Sandbox Execution#

EvalScope uses ms_enclave to run model-generated code inside isolated sandboxes. Two execution paths share the same service layer:

Pooled — a warm pool of long-lived sandboxes used by code benchmarks (e.g. HumanEval, MBPP) through the SandboxMixin.
Per-sample — one sandbox per sample created by agent environments (e.g. EnclaveAgentEnvironment) for SWE-bench-style benchmarks.

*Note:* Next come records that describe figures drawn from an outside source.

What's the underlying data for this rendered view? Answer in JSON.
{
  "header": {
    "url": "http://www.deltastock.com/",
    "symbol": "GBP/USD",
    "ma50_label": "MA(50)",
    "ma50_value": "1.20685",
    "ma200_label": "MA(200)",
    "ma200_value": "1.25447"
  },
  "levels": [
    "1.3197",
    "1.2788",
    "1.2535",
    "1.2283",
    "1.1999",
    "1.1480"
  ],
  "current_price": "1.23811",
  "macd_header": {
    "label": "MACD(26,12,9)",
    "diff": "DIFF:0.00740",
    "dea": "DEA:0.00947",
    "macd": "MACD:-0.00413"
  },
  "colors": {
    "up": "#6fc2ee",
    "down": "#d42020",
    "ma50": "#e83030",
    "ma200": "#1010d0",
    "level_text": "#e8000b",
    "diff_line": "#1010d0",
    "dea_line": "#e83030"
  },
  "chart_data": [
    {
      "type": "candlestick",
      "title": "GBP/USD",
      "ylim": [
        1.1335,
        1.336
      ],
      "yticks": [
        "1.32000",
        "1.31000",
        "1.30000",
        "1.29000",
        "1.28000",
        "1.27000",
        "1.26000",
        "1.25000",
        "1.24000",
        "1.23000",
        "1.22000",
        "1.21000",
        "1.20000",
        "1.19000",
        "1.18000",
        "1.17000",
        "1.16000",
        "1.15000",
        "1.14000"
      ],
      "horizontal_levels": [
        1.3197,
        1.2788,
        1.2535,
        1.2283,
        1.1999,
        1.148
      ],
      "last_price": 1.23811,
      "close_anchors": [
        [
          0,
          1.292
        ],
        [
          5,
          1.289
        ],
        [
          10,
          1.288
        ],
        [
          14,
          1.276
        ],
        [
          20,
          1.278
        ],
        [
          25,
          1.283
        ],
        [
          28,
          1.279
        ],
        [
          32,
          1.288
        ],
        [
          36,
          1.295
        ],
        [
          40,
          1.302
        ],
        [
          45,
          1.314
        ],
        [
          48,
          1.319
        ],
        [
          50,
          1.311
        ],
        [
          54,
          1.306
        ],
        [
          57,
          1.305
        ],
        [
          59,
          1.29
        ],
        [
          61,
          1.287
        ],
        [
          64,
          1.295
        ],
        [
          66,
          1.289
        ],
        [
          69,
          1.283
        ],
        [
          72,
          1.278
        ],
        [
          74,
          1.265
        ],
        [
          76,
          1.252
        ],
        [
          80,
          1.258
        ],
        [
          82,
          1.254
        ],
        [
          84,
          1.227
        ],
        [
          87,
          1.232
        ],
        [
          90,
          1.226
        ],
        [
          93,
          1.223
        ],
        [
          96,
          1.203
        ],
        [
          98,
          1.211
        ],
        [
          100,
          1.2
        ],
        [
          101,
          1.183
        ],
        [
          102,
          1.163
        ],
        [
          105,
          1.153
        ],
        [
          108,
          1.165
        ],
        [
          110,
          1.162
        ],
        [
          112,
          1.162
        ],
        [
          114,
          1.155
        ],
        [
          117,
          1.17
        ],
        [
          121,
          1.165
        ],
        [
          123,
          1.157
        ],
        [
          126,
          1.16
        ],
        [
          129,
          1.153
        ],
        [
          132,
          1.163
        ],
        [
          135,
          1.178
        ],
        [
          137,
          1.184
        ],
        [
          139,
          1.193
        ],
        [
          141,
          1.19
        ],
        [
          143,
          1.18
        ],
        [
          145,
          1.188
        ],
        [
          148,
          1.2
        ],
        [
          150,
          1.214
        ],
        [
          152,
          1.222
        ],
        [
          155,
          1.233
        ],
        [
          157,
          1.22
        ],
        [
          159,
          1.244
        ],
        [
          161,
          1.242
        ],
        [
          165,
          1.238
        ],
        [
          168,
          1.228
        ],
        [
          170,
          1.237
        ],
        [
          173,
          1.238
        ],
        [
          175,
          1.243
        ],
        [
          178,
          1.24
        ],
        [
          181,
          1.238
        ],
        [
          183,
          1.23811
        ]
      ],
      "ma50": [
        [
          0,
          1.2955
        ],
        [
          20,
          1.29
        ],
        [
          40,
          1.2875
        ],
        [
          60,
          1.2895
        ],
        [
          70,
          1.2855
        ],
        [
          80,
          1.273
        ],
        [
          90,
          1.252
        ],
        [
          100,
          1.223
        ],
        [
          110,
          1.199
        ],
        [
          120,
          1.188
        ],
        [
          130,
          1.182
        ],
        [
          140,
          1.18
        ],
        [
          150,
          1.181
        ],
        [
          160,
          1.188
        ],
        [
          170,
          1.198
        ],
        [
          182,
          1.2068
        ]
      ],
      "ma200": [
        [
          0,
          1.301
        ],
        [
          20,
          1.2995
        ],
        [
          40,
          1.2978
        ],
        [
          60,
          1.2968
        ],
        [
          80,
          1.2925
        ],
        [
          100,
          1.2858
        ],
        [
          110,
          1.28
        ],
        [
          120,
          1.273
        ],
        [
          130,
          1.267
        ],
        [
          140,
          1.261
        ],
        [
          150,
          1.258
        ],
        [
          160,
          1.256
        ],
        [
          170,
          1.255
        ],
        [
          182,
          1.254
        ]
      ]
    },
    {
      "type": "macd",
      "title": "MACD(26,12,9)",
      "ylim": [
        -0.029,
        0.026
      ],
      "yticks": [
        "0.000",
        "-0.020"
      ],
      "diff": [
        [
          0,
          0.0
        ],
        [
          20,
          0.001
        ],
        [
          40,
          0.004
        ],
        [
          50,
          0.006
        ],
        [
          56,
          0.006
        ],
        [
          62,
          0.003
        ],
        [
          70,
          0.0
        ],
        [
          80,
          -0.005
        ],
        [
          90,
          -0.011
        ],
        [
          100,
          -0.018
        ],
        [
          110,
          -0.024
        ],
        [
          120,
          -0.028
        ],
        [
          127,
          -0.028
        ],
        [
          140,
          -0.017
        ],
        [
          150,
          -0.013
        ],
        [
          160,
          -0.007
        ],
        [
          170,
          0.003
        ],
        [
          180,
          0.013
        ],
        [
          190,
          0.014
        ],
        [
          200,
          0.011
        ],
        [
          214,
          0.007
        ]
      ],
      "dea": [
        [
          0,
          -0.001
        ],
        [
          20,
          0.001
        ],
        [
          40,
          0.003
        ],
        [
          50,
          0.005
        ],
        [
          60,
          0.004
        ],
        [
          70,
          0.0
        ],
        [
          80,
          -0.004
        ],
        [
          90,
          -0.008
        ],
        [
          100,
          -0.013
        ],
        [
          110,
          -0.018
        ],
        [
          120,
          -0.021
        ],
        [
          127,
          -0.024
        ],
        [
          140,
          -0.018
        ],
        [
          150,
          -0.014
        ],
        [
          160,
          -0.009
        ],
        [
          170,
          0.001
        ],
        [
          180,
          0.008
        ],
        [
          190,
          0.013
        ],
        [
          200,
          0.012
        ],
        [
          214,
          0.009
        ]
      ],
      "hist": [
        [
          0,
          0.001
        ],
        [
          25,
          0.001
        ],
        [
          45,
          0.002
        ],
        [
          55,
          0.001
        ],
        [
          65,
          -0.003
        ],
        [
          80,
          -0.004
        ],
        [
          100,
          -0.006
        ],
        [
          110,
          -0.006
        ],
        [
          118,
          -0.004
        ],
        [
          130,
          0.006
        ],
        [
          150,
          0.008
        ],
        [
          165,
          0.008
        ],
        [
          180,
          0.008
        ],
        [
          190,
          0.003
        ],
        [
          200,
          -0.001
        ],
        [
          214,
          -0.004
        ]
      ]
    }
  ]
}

Both paths are backed by the process-wide SandboxService defined in evalscope.api.sandbox, which caches SandboxManager instances keyed on (engine, manager_config) and cleans them up at exit.

Installation#

pip install 'evalscope[sandbox]'

Requires a reachable Docker daemon or valid Volcengine credentials (depending on the chosen engine).

Configuration#

Prefer the nested sandbox object on TaskConfig. The legacy fields use_sandbox / sandbox_type / sandbox_manager_config remain as deprecated aliases and are kept in sync automatically.

Python#

from evalscope import TaskConfig
from evalscope.config import SandboxTaskConfig

task = TaskConfig(
    datasets=['humaneval'],
    sandbox=SandboxTaskConfig(
        enabled=True,
        engine='docker',          # 'docker' | 'volcengine'
        default_config={
            'image': 'python:3.11-slim',
            'working_dir': '/workspace',
        },
        manager_config={
            # e.g. 'base_url': 'unix:///var/run/docker.sock'
        },
        pool_size=8,              # optional, defaults to eval_batch_size
    ),
)

YAML / JSON#

sandbox:
  enabled: true
  engine: volcengine
  manager_config:
    api_key: ${VOLC_API_KEY}
    region: cn-beijing
  default_config:
    image: my-registry/my-image:latest

Supported engines#

`engine`	Aliases	ms_enclave backend
`docker`	(default)	`SandboxManagerFactory`
`volcengine`	`volcano`, `volc`	`VolcengineSandboxManager`

Per-sample overrides (agent benchmarks)#

Agent benchmarks that need a different sandbox per sample (e.g. SWE-bench Pro, which pins an image per instance) can override build_sandbox_config on their adapter:

class MyBenchmarkAdapter(DefaultDataAdapter):
    def build_sandbox_config(self, sample):
        return {'image': sample.metadata['docker_image']}

The returned dict is merged on top of sandbox.default_config and passed to the environment constructor. agent_config.environment_extra still has the final word if the user wants to override per-run.

Pool vs per-sample#

Aspect	Pool (SandboxMixin)	Per-sample (Agent env)
Lifetime	Reused across samples	Fresh container per sample
Warmup	`manager.initialize_pool`	None
Execution API	`PoolHandle.execute_tool`	`SandboxHandle.execute_tool`
Typical use	Code benchmarks	SWE-bench, Agent tool use

Managers are shared across both paths when (engine, manager_config) match, so you only pay for one connection even if a benchmark uses both.

API reference#

The public surface lives in evalscope.api.sandbox:

SandboxEngine, resolve_engine(value)
SandboxService, get_sandbox_service()
PoolHandle, SandboxHandle
build_sandbox_config(engine, cfg_dict), merge_sandbox_config_dicts(*dicts)

See tests/agent/test_sandbox_service.py for runnable examples.